Spacetime Spins: Statistical mechanics for error correction with stabilizer circuits
Cory T. Aitchison, Benjamin Béri
TL;DR
The paper tackles the challenge of analyzing circuit-level quantum error correction with dynamic syndrome extraction by mapping stabilizer circuits to spacetime subsystem codes and expressing error coset probabilities as partition functions of classical spin Hamiltonians. It introduces spin diagrams as a modular, circuit-based method to build these Hamiltonians and demonstrates the approach on the repetition and toric codes, deriving analytic and Monte Carlo estimates for maximum-likelihood decoding thresholds and revealing how circuit compilations and logical operations affect decodability. A key insight is that decoding success corresponds to minimizing a free-energy cost, with $\,\mathbb{P}(\overline{E})=\mathcal{Z}_E\,$ and $F_E=-\ln\mathcal{Z}_E$, while the ML success probability is a softmax over coset free energies. The framework exposes connections between dynamical quantum systems and noise-resilient phases of matter, providing a universal prescription to analyze, simulate, and compare decoding across stabilizer circuits and enabling targeted optimizations for fault-tolerant quantum computation.
Abstract
A powerful method for analyzing quantum error-correcting codes is to map them onto classical statistical mechanics models. Such mappings have thus far mostly focused on static codes, possibly subject to repeated syndrome measurements. Recent progress in quantum error correction, however, has prompted new paradigms where codes emerge from stabilizer circuits in spacetime -- a unifying perspective encompassing syndrome extraction circuits of static codes, dynamically generated codes, and logical operations. We show how to construct statistical mechanical models for stabilizer circuits subject to independent Pauli errors, by mapping logical equivalence class probabilities of errors to partition functions using the spacetime subsystem code formalism. We also introduce a modular language of spin diagrams for constructing the spin Hamiltonians, which we describe in detail focusing on independent circuit-level X-Z error channels.

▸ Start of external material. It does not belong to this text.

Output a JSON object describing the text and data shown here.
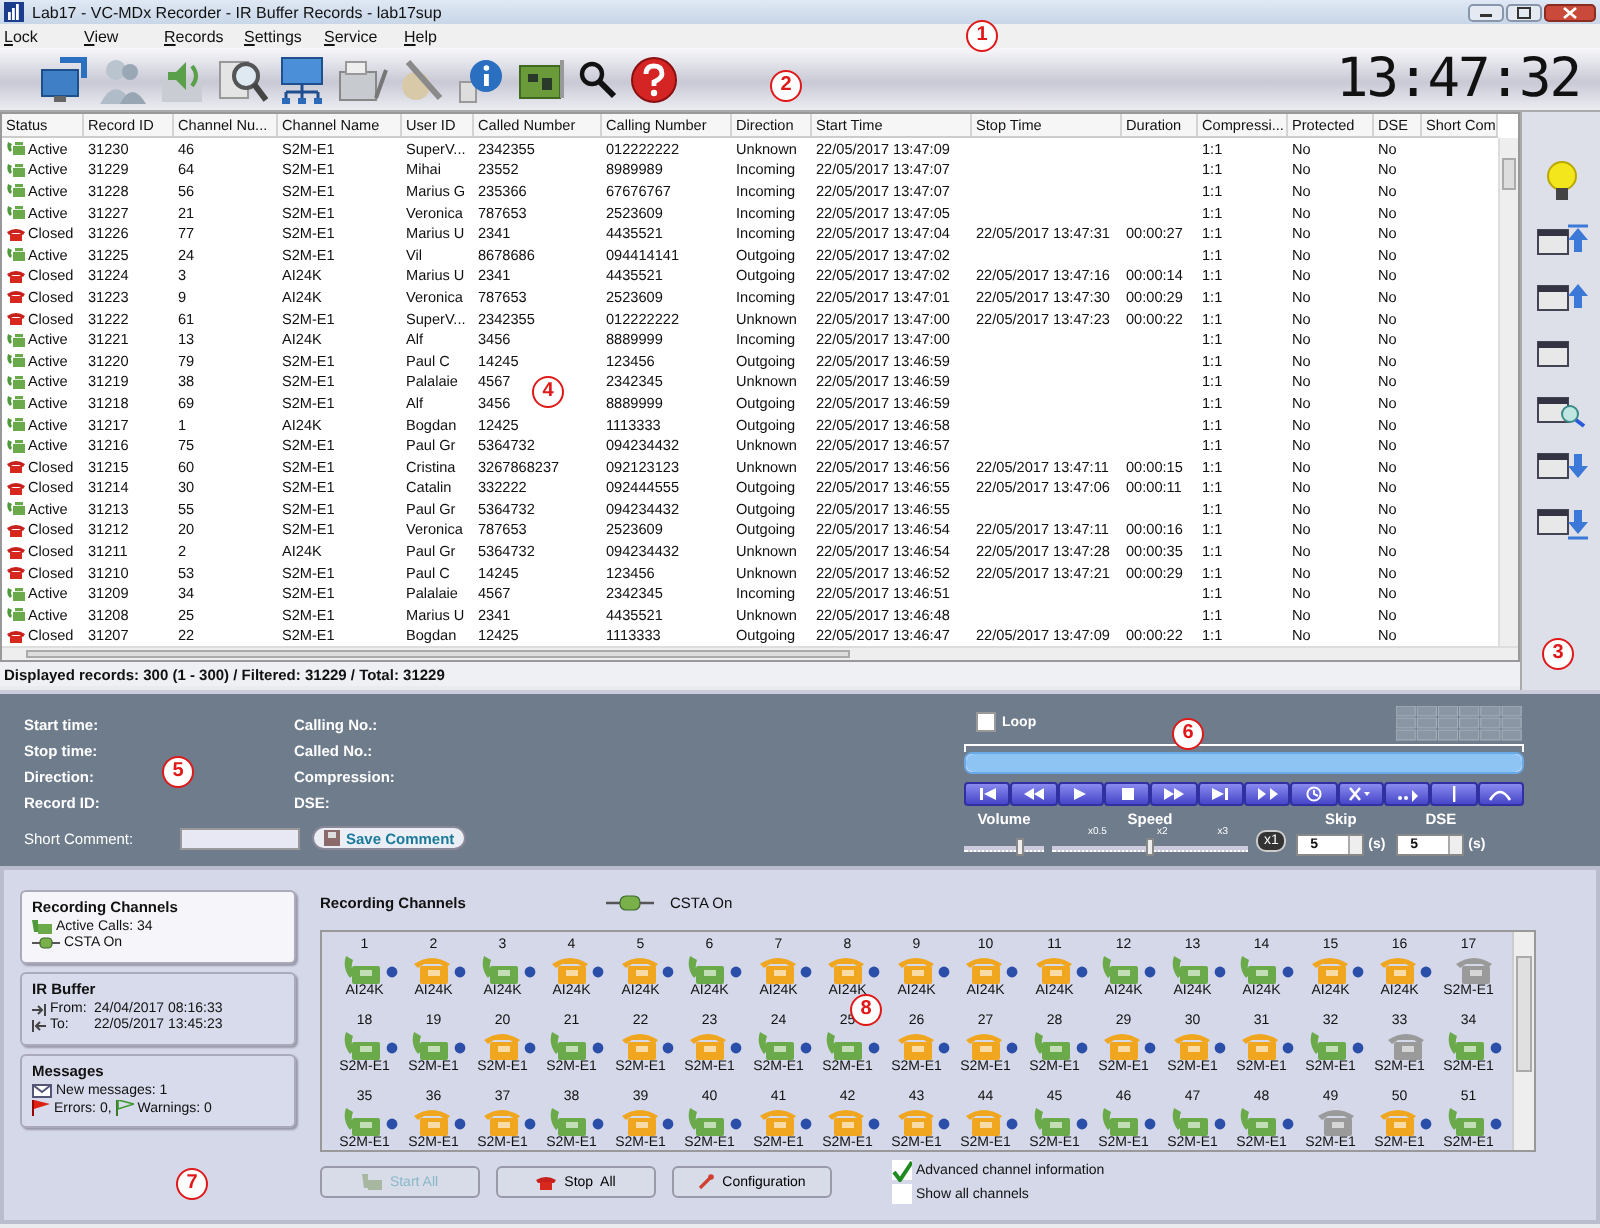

With the repetition and toric codes as examples, we use our approach to analytically rank logical error rates and thresholds between code implementations with standard and dynamic syndrome extraction circuits, describe the effect of transversal logical Clifford gates on logical error rates, and perform Monte Carlo simulations to estimate maximum likelihood thresholds. Our framework offers a universal prescription to analyze, simulate, and compare the decoding properties of any stabilizer circuit, while revealing the innate connections between dynamical quantum systems and noise-resilient phases of matter.